Wednesday, April 08, 2015

Impostor (2001)

Note:  This review was originally posted to my Epinions account.

I remember someone saying that Saturday Night Live skits tended not to make good movies.  The problem was that you were taking something that did well as a short skit and trying to stretch it out into a feature-length film.  Blues Brothers and Wayne’s World both did well.  Both even had sequels.  However, there were a lot of movies that didn’t fare so well with the critics.  Does anyone even remember It’s Pat: the Movie or Stuart Saves His Family?  (It’s Pat was one of the few movies I couldn’t watch all the way through.)

We tend to have a similar problem turning short stories into movies.  Philip K. Dick provided the source for this one.  There have been other movies made from his work, including two based on We‘ll Remember it for you Wholesale.  (They were both called Total Recall.)  It’s understandable, given these movies and others like Do Androids Dream of Electric Sheep, which became Blade Runner, that people would love to get the movie rights to his work.  Impostor doesn’t seem to fare as well as the other titles.

The movie is based on a short story of the same name.  In the movie, Gary Sinise plays Spencer Olham.  Olham is a scientist working on a bomb to help destroy an alien threat from Alpha Centauri.  The aliens have a pretty powerful weapon of their own. They can replicate a person, give the replicant the memories of the original and send them off with a bomb that doesn’t assemble until the replicant is close enough to the target.  Since the replicant thinks that they’re the original, it’s extremely difficult to detect them.  Olham is suspected of being just such a weapon.

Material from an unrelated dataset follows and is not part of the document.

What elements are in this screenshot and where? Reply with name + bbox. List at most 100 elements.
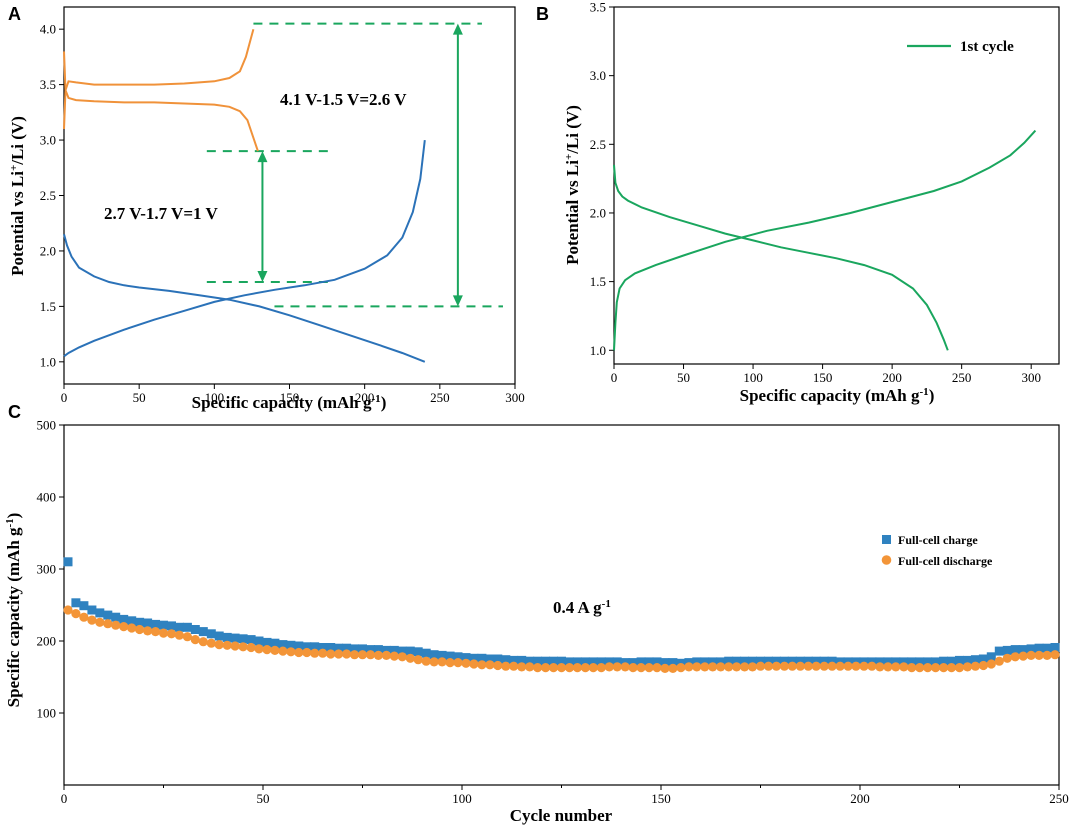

He’s taken from work one day and is about to be killed by Hathaway, but Olham escapes.  With some help, Olham makes it back to the city to get a scan that could prove his innocence, but that doesn’t work.  So, he makes one last-ditch effort to prove he’s really who he says he is.  I’m not going to say what happens, as there’s no point in ruining the movie.

I will say that this would have worked much better as a short movie or as part of an anthology like The Outer Limits.  This is primarily about Olham trying to prove that he’s not a fake.  This can end one of two ways:  Either he’s revealed to be Olham or he’s revealed to be the fake.  You could explore the aspect of what makes a person.  Is it their memories?  Is it biology?  Hathaway even points out that the aliens can’t copy a soul.  As much as a fake might think that they’re real, they can never be the authentic item.

The movie touches on this only briefly.  Instead, we have Hathaway chasing Olham and Olham trying to throw a few curve balls, many of which are kind of weak.  Olham takes an implant that can be used to track him.  It’s been surgically removed to prevent scanners from reading him, but he’s not shown to be given a new one.  I’ll admit it’s possible that only important people, like government employees are given one.  However, the government can still use it to track Olham almost in real time.  He gives it to Hathaway, who eventually realizes that he’s only chasing himself.

Notice that I described the plot in one paragraph, and a short one at that.  There’s really not that much to the movie.  The concept of what’s real and a person’s identity and nature has been done before and has been done better.  I don’t recall this movie being released in theaters.  It came out a little over ten years ago, in 2001.  This was back when I was going to movies more regularly.  Maybe it just wasn’t shown in any major theaters.  Maybe it was just that forgettable.